1. Methodology caveats (read before benchmarking)
Published vertical ranges blend public benchmark reports, platform advertiser summaries, and operator interviews—they are directional, not targets. Your blended ROAS moves with attribution windows, brand vs non-brand mix, Amazon vs DTC mix, and return rates. Always reconcile benchmarks with break-even ROAS = 1 ÷ gross margin using your SKU mix, then validate in the ROAS calculator and ROI calculator.
2. Illustrative blended ROAS bands by vertical (paid media)
The table below summarizes where median paid blended ROAS often clusters for North American DTC in 2025–2026 reporting cycles. Top quartile brands outperform these bands with stronger creative, retention, and onsite conversion—not “secret bidding hacks.”

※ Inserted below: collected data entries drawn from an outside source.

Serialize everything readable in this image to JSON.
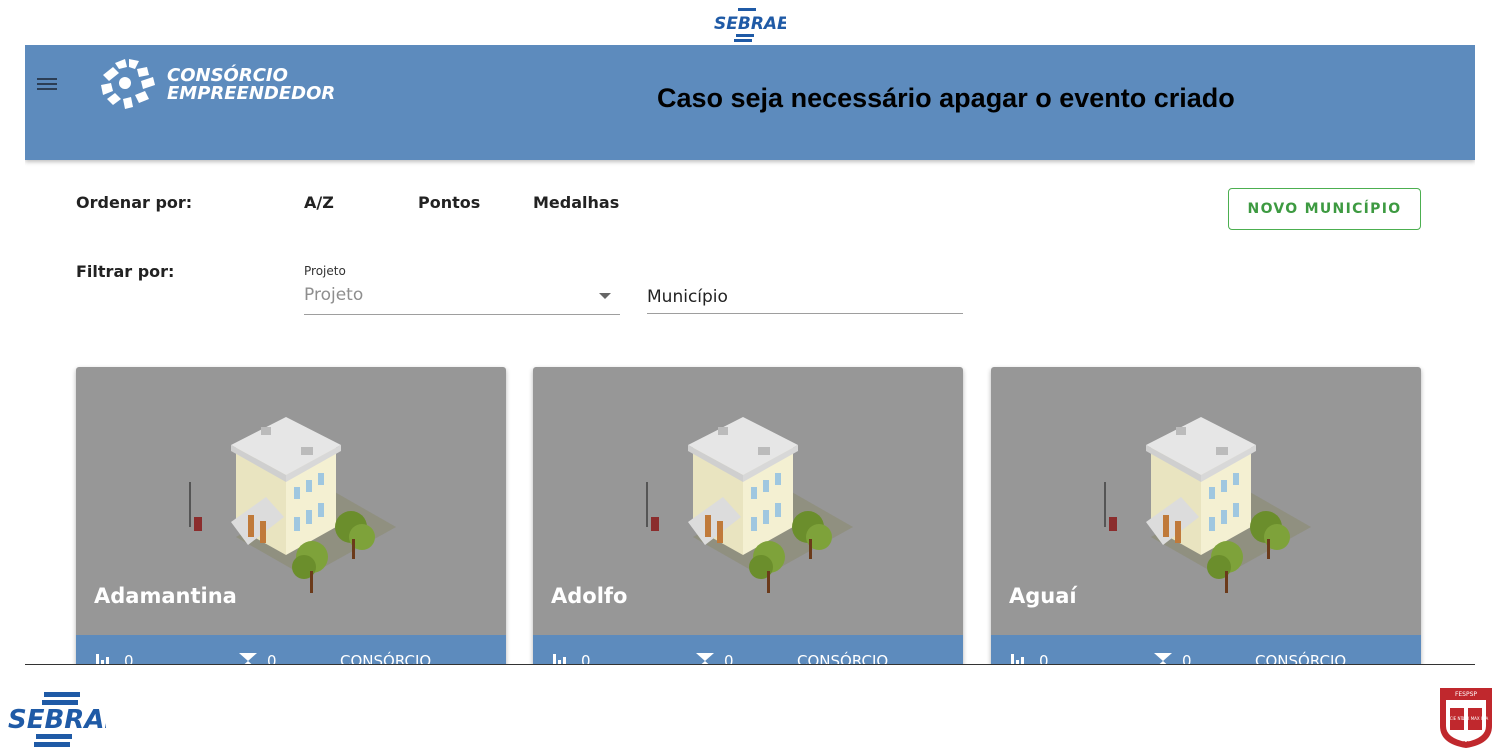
{
  "header_logo": {
    "text": "SEBRAE"
  },
  "app": {
    "brand": {
      "line1": "CONSÓRCIO",
      "line2": "EMPREENDEDOR"
    },
    "caption": "Caso seja necessário apagar o evento criado",
    "sort": {
      "label": "Ordenar por:",
      "options": [
        "A/Z",
        "Pontos",
        "Medalhas"
      ]
    },
    "new_button_label": "NOVO MUNICÍPIO",
    "filter": {
      "label": "Filtrar por:",
      "project_label": "Projeto",
      "project_value": "Projeto",
      "municipio_placeholder": "Município"
    },
    "cards": [
      {
        "name": "Adamantina",
        "rank": "0",
        "time": "0",
        "type": "CONSÓRCIO"
      },
      {
        "name": "Adolfo",
        "rank": "0",
        "time": "0",
        "type": "CONSÓRCIO"
      },
      {
        "name": "Aguaí",
        "rank": "0",
        "time": "0",
        "type": "CONSÓRCIO"
      }
    ]
  },
  "footer_logo": {
    "text": "SEBRAE"
  },
  "seal": {
    "top": "FESPSP",
    "left": "SCIE NTIA",
    "right": "LUX MAX IMA",
    "year": "1933"
  },
  "colors": {
    "appbar": "#5d8bbd",
    "card": "#979797",
    "accent_green": "#4caf50",
    "sebrae_blue": "#1f5aa6"
  }
}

| Vertical | Typical gross margin band | Median blended paid ROAS (indicative) | Top-quartile signal |
|---|---|---|---|
| Beauty / skincare | 60–75% | 3.5x–5.5x | Strong replenishment lifts effective ROAS over time |
| Apparel / fashion | 50–65% | 2.8x–4.5x | Returns and sizing drive variance inside the band |
| Supplements / health | 65–80% | 3.2x–5.0x | Compliance and platform policy risk add operating cost |
| Food & beverage (DTC) | 45–65% | 2.5x–4.0x | Shipping weight erodes margin if AOV is low |
| Home / furniture | 40–55% | 2.2x–3.8x | Long consideration; ROAS rises with catalog retargeting quality |
| Consumer electronics | 15–30% | 4.0x–7.0x+ | Thin margins require higher headline ROAS to break even |
| Pet supplies | 35–55% | 2.5x–4.2x | Subscription boxes change payback vs one-off buyers |
3. Why vertical context changes “winning” ROAS
Higher gross margin verticals tolerate lower headline ROAS because each dollar of revenue retains more contribution. Electronics brands often show higher ROAS multiples while earning less contribution per dollar—benchmarks must be read alongside margin. LTV-heavy verticals (replenishment, subscription) can justify acquiring below short-term ROAS targets when cohort models prove out—use the LTV calculator before you relax floors.
4. Pair vertical view with channel mix
Blended ROAS hides winners and losers. After you compare to vertical bands, segment Meta, Google, TikTok, and marketplace spend using the same windows as in benchmarks by channel, then use the Marketing Channel ROI Comparator to stress-test budget shifts.
5. Operational next steps
Export last 30/60/90 days of spend and attributed revenue with one attribution rule. Compute blended ROAS, break-even ROAS from margin, and channel-level ROAS. Update quarterly when freight, COGS, or return policies move—static benchmarks go stale fast.